The report, written by economic professors Maximilian Aufhammer of UC Berkeley and Richard Carson of UC San Diego, is to be published next month in the Journal of Environmental Economics and Management.

Researchers compiled information about the use of fossil fuels in various Chinese provinces and forecast an 11 per cent annual growth of carbon emissions from 2004 to 2010.

Previous estimates had set the growth rate at 2.5 to five per cent.

The spike in air pollution by China has largely cancelled out efforts by other countries’ attempts to reduce greenhouse gas emissions in accordance with the Kyoto Protocol, the authors said.

The researchers predicted that by 2010, “there will be an increase of 600 million metric tons of carbon emissions in China over the country’s levels in 2000.”

That growth would “dramatically overshadow the 116 million metric tons of carbon emissions reductions pledged by all the developed countries in the Kyoto Protocol,” the report said.

“Put another way, the projected annual increase in China alone over the next several years is greater than the current emissions produced by either Great Britain or Germany.

The researchers studied pollution data from China’s 30 provincial entities in order to obtain a more precise snapshot of greenhouse gas emissions.

“Everybody had been treating China as single country, but each of the country’s provinces is larger than many European countries, both in geographic size and population,” said Carson.

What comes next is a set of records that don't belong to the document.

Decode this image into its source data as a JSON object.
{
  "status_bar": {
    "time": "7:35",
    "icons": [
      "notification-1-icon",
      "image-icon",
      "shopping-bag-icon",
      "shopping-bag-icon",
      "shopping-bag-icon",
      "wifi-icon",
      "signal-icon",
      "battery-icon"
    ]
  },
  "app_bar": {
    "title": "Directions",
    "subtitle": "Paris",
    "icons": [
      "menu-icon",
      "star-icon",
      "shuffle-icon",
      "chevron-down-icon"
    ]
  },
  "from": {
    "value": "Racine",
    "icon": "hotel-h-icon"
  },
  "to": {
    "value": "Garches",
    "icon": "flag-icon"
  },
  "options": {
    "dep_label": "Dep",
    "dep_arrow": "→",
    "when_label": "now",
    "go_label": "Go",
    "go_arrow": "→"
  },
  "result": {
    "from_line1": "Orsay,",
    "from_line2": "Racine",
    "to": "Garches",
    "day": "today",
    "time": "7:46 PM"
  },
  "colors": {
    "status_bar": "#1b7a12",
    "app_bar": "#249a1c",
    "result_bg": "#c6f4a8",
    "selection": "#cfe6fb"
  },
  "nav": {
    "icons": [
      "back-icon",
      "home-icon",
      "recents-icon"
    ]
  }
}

“In addition, there is a wide range in economic development and wealth from one province to the next, as well as major differences in population growth, all of which has an effect on energy consumption that cannot be easily addressed in models based upon aggregate national data.”

Mr Aufhammer said the results showed the “emissions growth rate is surpassing our worst expectations, and that means the goal of stabilising atmospheric CO2 is going to be much, much harder to achieve.”

Mainland To Face Pressure At Meeting Of Big Polluters

Stephen Chen – Updated on Apr 16, 2008

Leading greenhouse gas emitters will meet in Paris tomorrow to work out ways to tackle global warming, with the mainland expected to face unprecedented pressure to take the initiative.

The two-day meeting will be chaired by the US and preceded by a workshop today on greenhouse gas targets for industrial sectors.

The meeting is part of a drive for an agreement by the end of this year by countries that emit 80 per cent of the world’s greenhouse gases.

The Paris gathering is the third since US President George W. Bush initiated talks last year with major emitters, including the mainland, India and the European Union.

For China, battered by the Tibetan riots and a protest-riddled Olympic torch relay, the meeting would be like The Banquet, environmental observer Li Feng suggested, referring to a mainland movie involving a political setup.

Last month, economists at the University of California, Berkeley, and UC San Diego released a study on China’s carbon emissions with figures that put all previous estimates – including those by the Intergovernmental Panel on Climate Change – in the shade.

The researchers’ most conservative forecast said that by 2010, the annual carbon emissions in China would be 600 million tonnes higher than they were in 2000.

Given that developed countries have pledged only 116 million tonnes of carbon emissions cuts under the Kyoto Protocol, the growth from China would dramatically overshadow the world’s effort to tame global warming, the scientists said.

“Making China and other developing countries an integral part of any future climate agreement is now even more important,” Maximillian Auffhammer, UC Berkeley assistant professor of agricultural and resource economics, said in an earlier press release.

“It had been expected that the efficiency of China’s power generation would continue to improve as per capita income increased, slowing down the rate of carbon dioxide emissions growth.

“What we’re finding instead is that the emissions growth rate is surpassing our worst expectations.”

On Monday, the new Ministry of Environmental Protection – the elevated State Environmental Protection Administration – released the first batch of orders to control the emission of greenhouse gases, making China the first country in the world to issue compulsory standards on greenhouse emissions.